L’unico edificio del campus ad avere meno di mille anni di vita. I maghi anziani non si sono mai dati molta pena di sapere cosa fanno i loro colleghi più giovani, magri e occhialuti lì dentro, trattando le loro continue richieste di fondi per acceleratori di particelle taumiche e schermi antiradiazioni come pretese di aumento della paghetta, e ascoltando divertiti i loro concitati resoconti sulla ricerca delle particelle elementari della magia. Questo un giorno potrebbe rivelarsi un clamoroso errore da parte dei maghi anziani, specialmente se permettono ai giovani di costruire quello che cavolo dicono di voler costruire nel campo da squash.

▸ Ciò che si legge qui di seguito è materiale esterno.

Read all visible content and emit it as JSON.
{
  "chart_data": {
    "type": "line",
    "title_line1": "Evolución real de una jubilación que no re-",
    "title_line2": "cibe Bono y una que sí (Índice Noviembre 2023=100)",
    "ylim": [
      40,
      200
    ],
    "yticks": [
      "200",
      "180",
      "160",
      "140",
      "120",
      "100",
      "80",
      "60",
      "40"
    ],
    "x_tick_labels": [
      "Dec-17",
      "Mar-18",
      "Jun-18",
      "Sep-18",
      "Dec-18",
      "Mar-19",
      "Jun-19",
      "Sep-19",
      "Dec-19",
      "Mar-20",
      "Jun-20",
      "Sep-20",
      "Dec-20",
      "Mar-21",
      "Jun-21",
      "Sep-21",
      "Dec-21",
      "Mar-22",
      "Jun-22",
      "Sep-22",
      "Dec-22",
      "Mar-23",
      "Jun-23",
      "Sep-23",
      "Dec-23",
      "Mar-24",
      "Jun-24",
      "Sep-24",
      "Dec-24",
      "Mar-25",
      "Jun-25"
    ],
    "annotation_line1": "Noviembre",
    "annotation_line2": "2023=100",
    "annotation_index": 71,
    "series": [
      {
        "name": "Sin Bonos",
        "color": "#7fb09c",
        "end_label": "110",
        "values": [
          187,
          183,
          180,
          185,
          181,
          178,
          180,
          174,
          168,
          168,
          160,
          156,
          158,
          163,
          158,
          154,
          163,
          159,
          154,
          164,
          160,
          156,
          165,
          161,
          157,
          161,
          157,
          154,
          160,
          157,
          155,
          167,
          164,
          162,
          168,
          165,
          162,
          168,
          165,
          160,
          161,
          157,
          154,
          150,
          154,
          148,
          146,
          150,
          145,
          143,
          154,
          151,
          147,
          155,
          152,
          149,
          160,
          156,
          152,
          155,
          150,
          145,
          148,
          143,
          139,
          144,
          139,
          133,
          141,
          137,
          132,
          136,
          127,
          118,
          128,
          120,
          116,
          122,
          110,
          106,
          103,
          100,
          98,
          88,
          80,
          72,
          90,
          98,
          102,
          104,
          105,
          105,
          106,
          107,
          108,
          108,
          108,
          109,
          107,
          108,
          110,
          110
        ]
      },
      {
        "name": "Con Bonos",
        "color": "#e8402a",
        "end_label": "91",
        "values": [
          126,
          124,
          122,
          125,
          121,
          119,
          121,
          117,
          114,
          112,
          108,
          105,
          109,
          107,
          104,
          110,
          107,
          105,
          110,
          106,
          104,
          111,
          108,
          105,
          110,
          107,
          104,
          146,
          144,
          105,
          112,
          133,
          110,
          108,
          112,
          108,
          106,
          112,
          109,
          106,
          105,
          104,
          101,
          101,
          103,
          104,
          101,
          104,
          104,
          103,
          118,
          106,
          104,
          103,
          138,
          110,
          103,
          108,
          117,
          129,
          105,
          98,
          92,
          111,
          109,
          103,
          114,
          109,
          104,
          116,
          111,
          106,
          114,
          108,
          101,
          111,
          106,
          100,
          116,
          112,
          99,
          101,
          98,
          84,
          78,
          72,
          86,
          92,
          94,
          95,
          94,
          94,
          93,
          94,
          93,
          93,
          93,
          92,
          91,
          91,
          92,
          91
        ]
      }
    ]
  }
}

I maghi anziani sanno che il giusto uso della magia è quello di formare una piramide sociale in cui i maghi sono al vertice e consumano grandi cene, ma in effetti l’edificio della MAE ha contribuito a fornire uno dei cibi più rari dell’universo, l’antipasta. La pasta normale si prepara prima di mangiarla; l’antipasta diverse ore dopo, per cui esiste all’indietro nel tempo, e se preparata nel modo giusto arriva sulle papille gustative esattamente allo stesso momento, creando così un’esplosione di gusto. Costa cinquemila dollari a forchettata; un po’ di più se si aggiunge il costo della pulizia dei muri dalla salsa di pomodoro.